Is it possible/legal to somehow encode CR/LF characters into a CSV file?
(as part of a CSV standard?)
If so how should i encode CR/LF?
Mention has been made here of a standard for CSV. I'd be interested to know more about this - the only standards I'm aware of are
whatever excel accepts
the RFC at www.rfc-editor.org/rfc/rfc4180.txt
Yes, you need to wrap in quotes:
"some value
over two lines",some other value
From this document, which is the generally-accepted CSV standard:
A field that contains embedded line-breaks must be surounded by double-quotes
the most common variant of csv out there which is the excel compatible one will allow embedded newlines so long as the field is surrounded by double quotes.
foo,bar,"blah blah
more blah blah",baz
or
foo,bar,"blah blah
more blah blah"
or
"blah blah
more blah blah",baz
are all valid. This mechanism also allows for embedded commas.
Using quotes around textual fields without embedded new lines (or commas) is fine too. If the text itself contains a double quote then mechanism to escape it is to put two together, for example.

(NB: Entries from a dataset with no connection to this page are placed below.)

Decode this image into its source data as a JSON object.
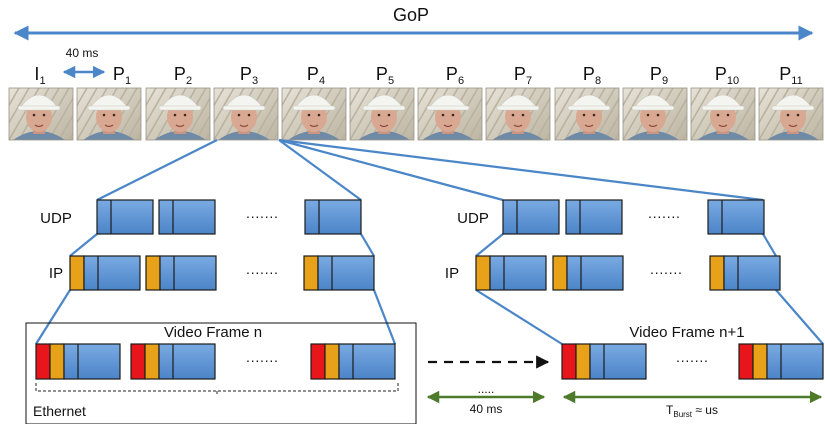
{
  "gop": {
    "label": "GoP"
  },
  "interval": {
    "label": "40 ms"
  },
  "frames": [
    {
      "letter": "I",
      "index": "1"
    },
    {
      "letter": "P",
      "index": "1"
    },
    {
      "letter": "P",
      "index": "2"
    },
    {
      "letter": "P",
      "index": "3"
    },
    {
      "letter": "P",
      "index": "4"
    },
    {
      "letter": "P",
      "index": "5"
    },
    {
      "letter": "P",
      "index": "6"
    },
    {
      "letter": "P",
      "index": "7"
    },
    {
      "letter": "P",
      "index": "8"
    },
    {
      "letter": "P",
      "index": "9"
    },
    {
      "letter": "P",
      "index": "10"
    },
    {
      "letter": "P",
      "index": "11"
    }
  ],
  "layers": {
    "udp": "UDP",
    "ip": "IP",
    "ethernet": "Ethernet"
  },
  "ellipsis": "·······",
  "video_frame_n": "Video Frame n",
  "video_frame_n1": "Video Frame n+1",
  "gap": {
    "dots": ".....",
    "label": "40 ms"
  },
  "burst": {
    "symbol": "T",
    "subscript": "Burst",
    "suffix": " ≈ us"
  },
  "colors": {
    "packet_blue": "#5a8fd0",
    "udp_blue": "#3f7cc9",
    "ip_header": "#e8a21a",
    "eth_header": "#e8161b",
    "arrow_blue": "#4a86c8",
    "green": "#4e7a2b",
    "stroke": "#1c1c1c"
  }
}
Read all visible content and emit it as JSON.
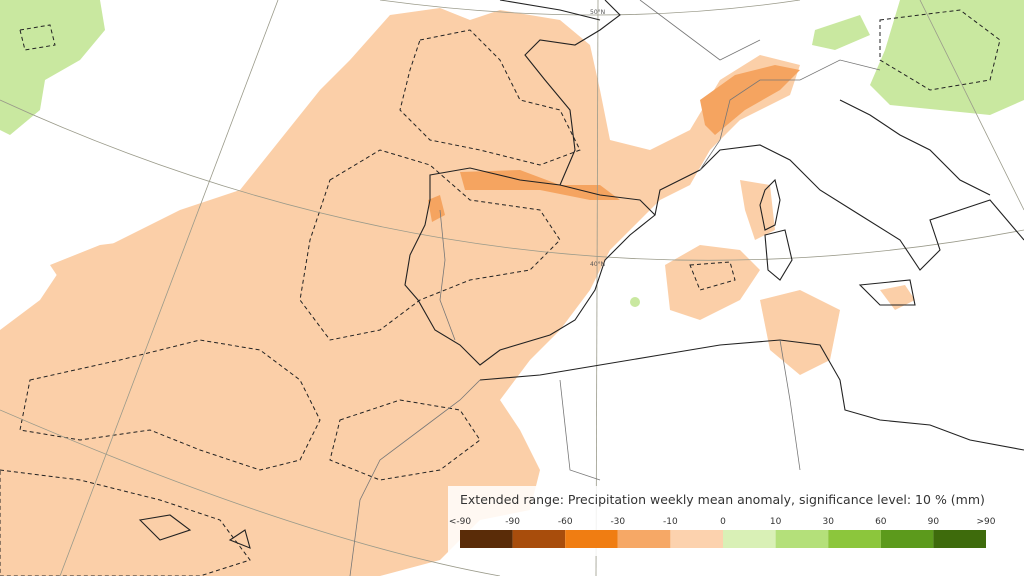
{
  "map": {
    "latitude_labels": [
      "50°N",
      "40°N"
    ],
    "legend": {
      "title": "Extended range: Precipitation weekly mean anomaly, significance level: 10 % (mm)",
      "labels": [
        "<-90",
        "-90",
        "-60",
        "-30",
        "-10",
        "0",
        "10",
        "30",
        "60",
        "90",
        ">90"
      ],
      "colors": [
        "#5a2c08",
        "#a84d0c",
        "#f07d12",
        "#f6a866",
        "#fcd2ae",
        "#d9f0b6",
        "#b4e07a",
        "#8cc63c",
        "#5c9a1c",
        "#3e6b0c"
      ]
    }
  }
}
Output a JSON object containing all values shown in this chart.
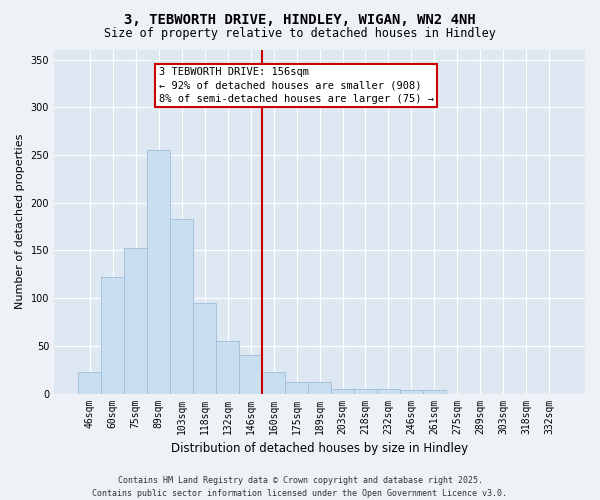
{
  "title": "3, TEBWORTH DRIVE, HINDLEY, WIGAN, WN2 4NH",
  "subtitle": "Size of property relative to detached houses in Hindley",
  "xlabel": "Distribution of detached houses by size in Hindley",
  "ylabel": "Number of detached properties",
  "categories": [
    "46sqm",
    "60sqm",
    "75sqm",
    "89sqm",
    "103sqm",
    "118sqm",
    "132sqm",
    "146sqm",
    "160sqm",
    "175sqm",
    "189sqm",
    "203sqm",
    "218sqm",
    "232sqm",
    "246sqm",
    "261sqm",
    "275sqm",
    "289sqm",
    "303sqm",
    "318sqm",
    "332sqm"
  ],
  "values": [
    23,
    122,
    153,
    255,
    183,
    95,
    55,
    40,
    23,
    12,
    12,
    5,
    5,
    5,
    4,
    4,
    0,
    0,
    0,
    0,
    0
  ],
  "bar_color": "#c8dff0",
  "bar_edge_color": "#a0bcd8",
  "vline_color": "#cc0000",
  "vline_x": 7.5,
  "annotation_text": "3 TEBWORTH DRIVE: 156sqm\n← 92% of detached houses are smaller (908)\n8% of semi-detached houses are larger (75) →",
  "annotation_box_color": "#cc0000",
  "ylim": [
    0,
    360
  ],
  "yticks": [
    0,
    50,
    100,
    150,
    200,
    250,
    300,
    350
  ],
  "footer_line1": "Contains HM Land Registry data © Crown copyright and database right 2025.",
  "footer_line2": "Contains public sector information licensed under the Open Government Licence v3.0.",
  "bg_color": "#eef2f7",
  "plot_bg_color": "#dde8f2",
  "grid_color": "#ffffff",
  "title_fontsize": 10,
  "subtitle_fontsize": 8.5,
  "ylabel_fontsize": 8,
  "xlabel_fontsize": 8.5,
  "tick_fontsize": 7,
  "footer_fontsize": 6,
  "annot_fontsize": 7.5
}
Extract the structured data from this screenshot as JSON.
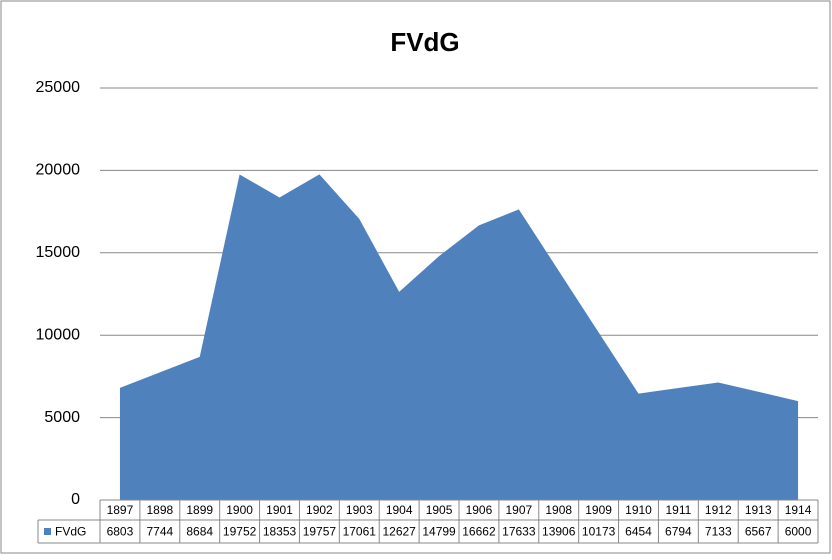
{
  "chart_data": {
    "type": "area",
    "title": "FVdG",
    "categories": [
      "1897",
      "1898",
      "1899",
      "1900",
      "1901",
      "1902",
      "1903",
      "1904",
      "1905",
      "1906",
      "1907",
      "1908",
      "1909",
      "1910",
      "1911",
      "1912",
      "1913",
      "1914"
    ],
    "series": [
      {
        "name": "FVdG",
        "color": "#4f81bd",
        "values": [
          6803,
          7744,
          8684,
          19752,
          18353,
          19757,
          17061,
          12627,
          14799,
          16662,
          17633,
          13906,
          10173,
          6454,
          6794,
          7133,
          6567,
          6000
        ]
      }
    ],
    "ylim": [
      0,
      25000
    ],
    "yticks": [
      0,
      5000,
      10000,
      15000,
      20000,
      25000
    ],
    "grid": true,
    "data_table": true
  }
}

foo,bar,"this person said ""blah blah
more blah blah""",baz
Writing a csv reader that handles this correctly can be tricky (especially if you are relying on regular expressions).
I don't think it's part of the standard (if there even is one), but you could use standard C-style escaping, i.e. encode \r\n.
Keep in mind, however, that if you do that you should also encode the escape character -- i.e. \ yields \ after decoding.